2) But whether "Truth" will be allowed to displace the lies is entirely dependent upon the underlying "values" that have permitted the lies in the first place.
b. "Truth" is established by the combination of "Revelation" and "Faith"; but "Love" is the dominant controller (Note carefully John 5:44).
1) At some point, "love" has to be turned into "Love".
2) It is the burden of this particular paragraph in Luke's message that addresses how this happens.
II. Jesus' Words as a "Response to Simon".
A. The issue of the name is raised by Luke's deliberate inclusion of it in the face of the fact that many of those with whom Jesus dealt go nameless in the records (as, for instance, the "sinner" in this text).
B. The issue of "names" has always been more than merely "interesting" in the biblical records.
1. In our larger text, we have already run into two facts regarding "Simon" as a name.
a. First is the fact that it is used in contexts of those who think more highly of themselves than they have a right to think.
b. Second is the fact that Jesus Himself changed the name of one of the "Simons" who had a place in His inner circle to "Peter" because He did not want him to be linked to that name any longer.
2. As an aspect of the biblical attempt to enable believers to buy into the Love/Faith issues that determine the quality of our experience in both time and eternity, Revelation 2:17 exalts the issue of having a "name" to one of the highest levels of value.
III. Jesus' Words as a Revelation to Theophilus.
A. The entire essence of Jesus' simple story and question is His point that "love" arises out of an understanding of "grace".
1. In a very "simple" statement, 1 John 4:19 tells us that "we" love because "He" loved.
2. But the simplicity both hides and assumes the presence of some other critical issues.
a. God "loves" everyone, but not everyone "loves" Him back.
b. The Bible "blames" this faulty response on "hardness of heart" (Romans 2:5) and it teaches that such "hardness" develops incrementally as the values of the heart are allowed to dispute, and reject, the revelation of the Truth (Hebrews 3:8, 15; Hebrews 4:7 and Romans 1:21).
3. Thus, the need for "grace" to enter the picture.
B. The details of Jesus' simple story are revealing.
1. Jesus deliberately used a setting of human "values" ("love") that, though intensely corrupt, served, nonetheless, as a brilliant light upon the issue at stake.
a.
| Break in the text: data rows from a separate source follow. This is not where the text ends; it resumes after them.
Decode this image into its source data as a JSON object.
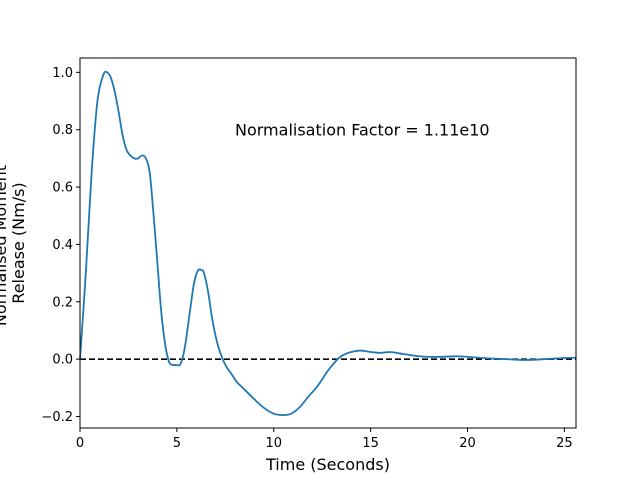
{
  "chart_data": {
    "type": "line",
    "title": "",
    "xlabel": "Time (Seconds)",
    "ylabel_lines": [
      "Normalised Moment",
      "Release (Nm/s)"
    ],
    "xlim": [
      0,
      25.6
    ],
    "ylim": [
      -0.24,
      1.05
    ],
    "xticks": [
      0,
      5,
      10,
      15,
      20,
      25
    ],
    "yticks": [
      -0.2,
      0.0,
      0.2,
      0.4,
      0.6,
      0.8,
      1.0
    ],
    "xtick_labels": [
      "0",
      "5",
      "10",
      "15",
      "20",
      "25"
    ],
    "ytick_labels": [
      "−0.2",
      "0.0",
      "0.2",
      "0.4",
      "0.6",
      "0.8",
      "1.0"
    ],
    "grid": false,
    "annotation": {
      "text": "Normalisation Factor = 1.11e10",
      "x": 8.0,
      "y": 0.8
    },
    "reference_line": {
      "y": 0.0,
      "style": "dashed",
      "color": "#000000"
    },
    "series": [
      {
        "color": "#1f77b4",
        "x": [
          0,
          0.3,
          0.6,
          0.9,
          1.2,
          1.4,
          1.6,
          1.8,
          2.0,
          2.2,
          2.4,
          2.6,
          2.8,
          3.0,
          3.2,
          3.4,
          3.6,
          3.8,
          4.0,
          4.2,
          4.4,
          4.6,
          4.8,
          5.0,
          5.1,
          5.2,
          5.35,
          5.5,
          5.7,
          5.9,
          6.1,
          6.3,
          6.4,
          6.6,
          6.8,
          7.0,
          7.2,
          7.5,
          7.8,
          8.1,
          8.4,
          9.0,
          9.5,
          10.0,
          10.5,
          10.9,
          11.3,
          11.8,
          12.3,
          12.8,
          13.3,
          13.6,
          14.0,
          14.5,
          15.0,
          15.5,
          16.0,
          16.5,
          17.0,
          17.5,
          18.0,
          18.5,
          19.0,
          19.5,
          20.0,
          21.0,
          22.0,
          23.0,
          24.0,
          25.0,
          25.6
        ],
        "y": [
          0.0,
          0.3,
          0.65,
          0.9,
          0.99,
          1.0,
          0.98,
          0.93,
          0.86,
          0.78,
          0.73,
          0.71,
          0.7,
          0.7,
          0.71,
          0.7,
          0.65,
          0.5,
          0.33,
          0.16,
          0.05,
          -0.01,
          -0.02,
          -0.02,
          -0.022,
          -0.015,
          0.02,
          0.08,
          0.18,
          0.27,
          0.31,
          0.31,
          0.3,
          0.24,
          0.15,
          0.08,
          0.03,
          -0.02,
          -0.05,
          -0.08,
          -0.1,
          -0.14,
          -0.17,
          -0.19,
          -0.195,
          -0.19,
          -0.17,
          -0.13,
          -0.09,
          -0.04,
          0.0,
          0.015,
          0.025,
          0.03,
          0.025,
          0.022,
          0.025,
          0.02,
          0.015,
          0.01,
          0.008,
          0.008,
          0.009,
          0.01,
          0.008,
          0.003,
          0.0,
          -0.003,
          0.0,
          0.004,
          0.005
        ]
      }
    ]
  }
}
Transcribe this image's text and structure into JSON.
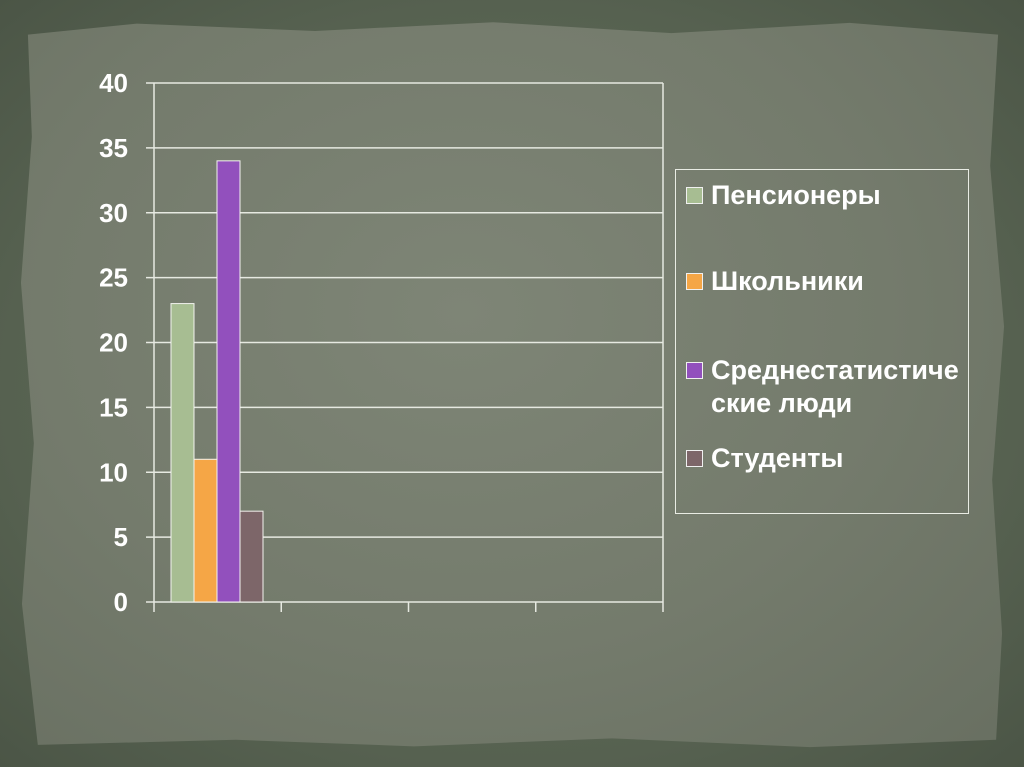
{
  "chart_data": {
    "type": "bar",
    "categories": [
      ""
    ],
    "series": [
      {
        "name": "Пенсионеры",
        "values": [
          23
        ],
        "color": "#a7bd92"
      },
      {
        "name": "Школьники",
        "values": [
          11
        ],
        "color": "#f5a646"
      },
      {
        "name": "Среднестатистические люди",
        "values": [
          34
        ],
        "color": "#9250bd"
      },
      {
        "name": "Студенты",
        "values": [
          7
        ],
        "color": "#7d6669"
      }
    ],
    "ylim": [
      0,
      40
    ],
    "yticks": [
      0,
      5,
      10,
      15,
      20,
      25,
      30,
      35,
      40
    ],
    "title": "",
    "xlabel": "",
    "ylabel": "",
    "grid": true,
    "legend_position": "right"
  }
}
Remember that Luke 16:14 tells us that the Pharisees were "lovers of money", so the choice by Jesus of a "money" story is significant.
b. For those trapped by their lust for stuff, there is an incredible level of response when that bondage is broken.
2. One issue of Jesus' story is the degree of bondage involved.
a. One debtor was looking at what would have taken him many years to escape in a legal system that required one to "sell himself and all his possessions" (Matthew 18:25).
b. The other was only looking at months.
3. Another issue is the creditor's "grace".
a. This is not cast in terms of "generosity".
b. Jesus deliberately cast this in terms of "grace" ... a "deliverance" from what was justly owed.
IV. One Caution: God is not "Buying" Loyalty.
A. In the ungodliness of the world, promises are given to grant false "means to life" in return for "loyalty" and threats are made about life/death that assume a huge lie (the idea that physical life is "valuable" above all other considerations).
B. In the godliness of the Truth, promises are made only to enable "Life", not to bring the believer of them into "bondage".